Bergman está sempre se abstendo da necessidade de explicação dos fatos. E esta talvez seja a marca registrada do diretor, que utiliza a arte como forma de exposição emocional; por vezes suas criações são instigantes, por outras nem tanto. O que ocorre em ‘’Luz de Inverno’’ é um profundo estudo acerca do credo humano. À primeira vista, um expectador convicto já se familiariza com o tema abordado; pois a cena inicial sintetiza um culto religioso com dizeres bastante conhecidos em textos religiosos. Mas Bergman não se priva de debater o lado oposto da moeda; e este acaba sendo o próprio miolo do filme. Põe em cena alguns idealismos ateístas e julga: por que não seriam verídicos?
A busca por uma força maior se iguala ao amor. No momento em que as experiências amorosas são friamente esmiuçadas pela morte, nos resta descrer aquilo que previamente louvávamos cegamente. Por que aquilo em que botávamos todas as fichas era exatamente isto: em um criador capaz de zelar por todos e dilacerar todos os sentimentos negativos. No momento em que este princípio é quebrado, toda a confiança arquitetada em nossas mentes torna-se inverossímil. Não nos resta mais dar sentido à algo que nos vem à tona da forma mais atroz. A partir daí, toda a ação ritualística passa a ser comandada no ‘’piloto automático’’; ou seja, faz-se aquilo sem uma convicção completa.
Temos Jonas, um personagem preocupado com a possibilidade do lançamento de uma bomba atômica. Tal acontecimento seria um desastre humanitário sem precedentes; tendo esta catástrofe em vista, Jonas toma a atitude mais inevitável caso este pesadelo se tornasse realidade.
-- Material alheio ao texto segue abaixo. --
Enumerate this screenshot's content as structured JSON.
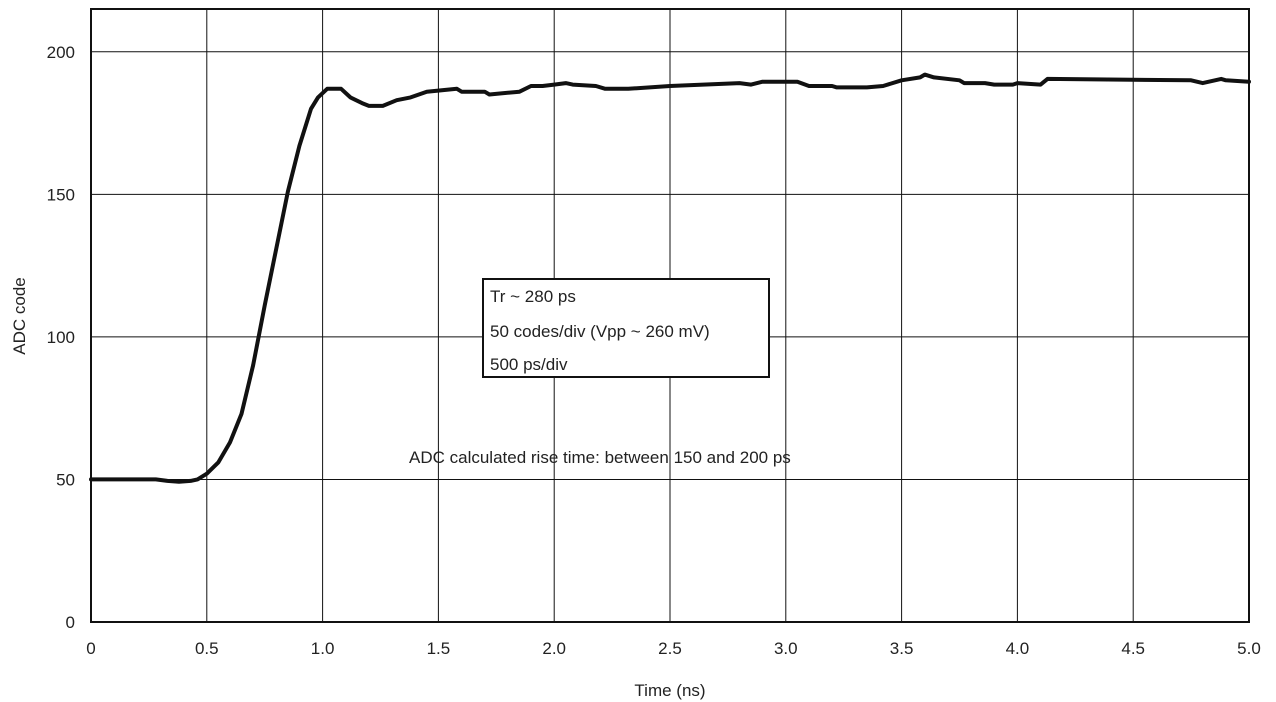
{
  "chart_data": {
    "type": "line",
    "xlabel": "Time (ns)",
    "ylabel": "ADC code",
    "xlim": [
      0,
      5.0
    ],
    "ylim": [
      0,
      215
    ],
    "x_ticks": [
      "0",
      "0.5",
      "1.0",
      "1.5",
      "2.0",
      "2.5",
      "3.0",
      "3.5",
      "4.0",
      "4.5",
      "5.0"
    ],
    "y_ticks": [
      "0",
      "50",
      "100",
      "150",
      "200"
    ],
    "grid": true,
    "line_color": "#111111",
    "annotation_box": [
      "Tr ~ 280 ps",
      "50 codes/div (Vpp ~ 260 mV)",
      "500 ps/div"
    ],
    "annotation": "ADC calculated rise time: between 150 and 200 ps",
    "series": [
      {
        "x": [
          0.0,
          0.28,
          0.33,
          0.38,
          0.43,
          0.46,
          0.5,
          0.55,
          0.6,
          0.65,
          0.7,
          0.75,
          0.8,
          0.85,
          0.9,
          0.95,
          0.98,
          1.02,
          1.08,
          1.12,
          1.17,
          1.2,
          1.26,
          1.32,
          1.38,
          1.45,
          1.58,
          1.6,
          1.7,
          1.72,
          1.85,
          1.9,
          1.95,
          2.0,
          2.05,
          2.08,
          2.18,
          2.22,
          2.3,
          2.32,
          2.5,
          2.8,
          2.85,
          2.9,
          3.05,
          3.1,
          3.2,
          3.22,
          3.35,
          3.42,
          3.5,
          3.58,
          3.6,
          3.64,
          3.75,
          3.77,
          3.86,
          3.9,
          3.98,
          4.0,
          4.1,
          4.13,
          4.75,
          4.8,
          4.88,
          4.9,
          5.0
        ],
        "values": [
          50,
          50,
          49.5,
          49.2,
          49.5,
          50,
          52,
          56,
          63,
          73,
          90,
          111,
          131,
          151,
          167,
          180,
          184,
          187,
          187,
          184,
          182,
          181,
          181,
          183,
          184,
          186,
          187,
          186,
          186,
          185,
          186,
          188,
          188,
          188.5,
          189,
          188.5,
          188,
          187,
          187,
          187,
          188,
          189,
          188.5,
          189.5,
          189.5,
          188,
          188,
          187.5,
          187.5,
          188,
          190,
          191,
          192,
          191,
          190,
          189,
          189,
          188.5,
          188.5,
          189,
          188.5,
          190.5,
          190,
          189,
          190.5,
          190,
          189.5
        ]
      }
    ]
  }
}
É Bergman nos dando uma visão de um mundo descrente; que já não possui mais a sensibilidade criativa para desenhar uma força religiosa; que, possivelmente, poderia ser a salvação de Jonas. Mas a realidade torna-se tão concreta que chega a ser impossível imaginar uma luz milagrosa no fim do túnel. Pelo menos na visão de Jonas.
Impossível não ressaltar a fascinação de Bergman pela fé; visto que este exemplar faz parte da chamada ‘’trilogia do silêncio’’. Além de ‘’Luz de Inverno’’, a trilogia é fechada com ‘’Através de um Espelho’’ e ‘’O Silêncio’’. O maior trunfo do mestre sueco é nunca parecer tendencioso à favor de uma religião específica. Ele trata o tema com uma universalidade impressionante; sempre dando maior ênfase às argumentações dos personagens e se livrando de cacoetes moralistas. Em certo momento, Bergman denuncia um pensamento egoísta do clero; mostrando seus membros convencidos de que possuem privilégio da ajuda divina por pregarem as supostas ‘’leis do Senhor’’.
Percebem-se diálogos comandados magistralmente ao longo da projeção. Estes são uma bem-vinda ajuda na hora de pôr em prática as teorias de Bergman. E é, sem sombra de dúvidas, o maior feito do filme; pois as argumentações são fundamentadas através de um roteiro escrito meticulosamente; e as ideias realçadas pela visível entrega do elenco em cenas de difícil interpretação. Realmente é preciso uma enorme presença em cena para que tudo o que o diretor tinha em mente fosse posto em prática; aliada à um poderio de expressões faciais que demonstram a carga emotiva que cada plano necessita. Tudo isso dá certo em ‘’Luz de Inverno’’, para a felicidade do espectador.
Meu favorito da trilogia do Silêncio. Filmaço.